Selon la définition de l’Otan, la «dissuasion» est une stratégie militaire consistant à «menacer de recourir à la force afin de décourager un adversaire d’entreprendre une action indésirable».
Dans cette guerre hybride en cours, cette alerte de dissuasion qui peut comprendre une composante nucléaire constitue un nouveau tournant dans la crise qui se déroule sous nos yeux en Europe. La menace nucléaire que l’opinion craignait, le président russe vient d’en lever le voile.

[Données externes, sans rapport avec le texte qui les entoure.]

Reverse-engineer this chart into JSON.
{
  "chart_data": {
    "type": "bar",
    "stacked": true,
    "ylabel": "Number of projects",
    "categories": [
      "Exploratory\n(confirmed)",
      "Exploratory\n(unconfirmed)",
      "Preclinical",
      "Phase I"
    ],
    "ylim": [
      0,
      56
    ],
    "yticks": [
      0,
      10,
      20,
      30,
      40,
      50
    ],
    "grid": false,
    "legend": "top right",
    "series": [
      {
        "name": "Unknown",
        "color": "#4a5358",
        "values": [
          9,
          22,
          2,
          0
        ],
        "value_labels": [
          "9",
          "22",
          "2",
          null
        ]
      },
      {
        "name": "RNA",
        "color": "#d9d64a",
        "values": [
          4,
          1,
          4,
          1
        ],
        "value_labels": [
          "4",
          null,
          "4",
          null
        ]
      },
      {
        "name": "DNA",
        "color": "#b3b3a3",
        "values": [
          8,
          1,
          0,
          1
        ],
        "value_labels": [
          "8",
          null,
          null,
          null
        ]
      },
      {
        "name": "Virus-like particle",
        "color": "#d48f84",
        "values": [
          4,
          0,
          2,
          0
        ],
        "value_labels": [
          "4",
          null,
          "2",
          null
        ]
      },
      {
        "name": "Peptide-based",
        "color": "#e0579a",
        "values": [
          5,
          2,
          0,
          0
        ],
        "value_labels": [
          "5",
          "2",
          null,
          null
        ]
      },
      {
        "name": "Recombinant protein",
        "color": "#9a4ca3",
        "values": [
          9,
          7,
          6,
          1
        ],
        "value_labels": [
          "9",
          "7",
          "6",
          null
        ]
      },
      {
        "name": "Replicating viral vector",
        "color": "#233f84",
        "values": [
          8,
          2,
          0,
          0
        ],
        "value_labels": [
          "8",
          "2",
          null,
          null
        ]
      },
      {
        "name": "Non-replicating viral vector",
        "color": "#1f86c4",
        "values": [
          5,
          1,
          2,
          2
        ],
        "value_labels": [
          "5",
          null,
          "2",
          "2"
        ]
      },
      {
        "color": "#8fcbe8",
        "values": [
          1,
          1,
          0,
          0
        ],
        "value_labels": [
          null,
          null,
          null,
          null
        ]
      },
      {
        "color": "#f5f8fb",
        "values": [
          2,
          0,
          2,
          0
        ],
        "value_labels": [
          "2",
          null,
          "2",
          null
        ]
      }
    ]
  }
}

Ce n’est donc plus un simple leurre. En principe, en Russie actuelle la mallette nucléaire doit être activée sur décision de trois personnes : le président Poutine; le chef d’état-major Guerassimov et le ministre de la défense Choïgou. Le fait que ce matin Poutine ait démis de ses fonctions Guerassimov qui parraisssit être comme le seul antinucléaire du cercle n’est pas du tout un bon signe.
Un spécialiste européen du nucléaire invitait ce soir ses interlocuteurs à la prendre très au sérieux pour une Russie qui peut se sentir coincée dans une menace existentielle en l’état actuel.
L’Europe est en train de franchir le seuil d’une guerre à haute intensité. Poutine en donne le ton. Les deux seules inconnues à l’heure actuelle sont : primo l’on ne sait dire clairement si Poutine fait allusion à la dissuasion offensive ou défensive. Secundo, on ne sait encore sur quel pays Poutine entend diriger ses ogives nucléaires au cas où il décidait de lancer l’attaque nucléaire.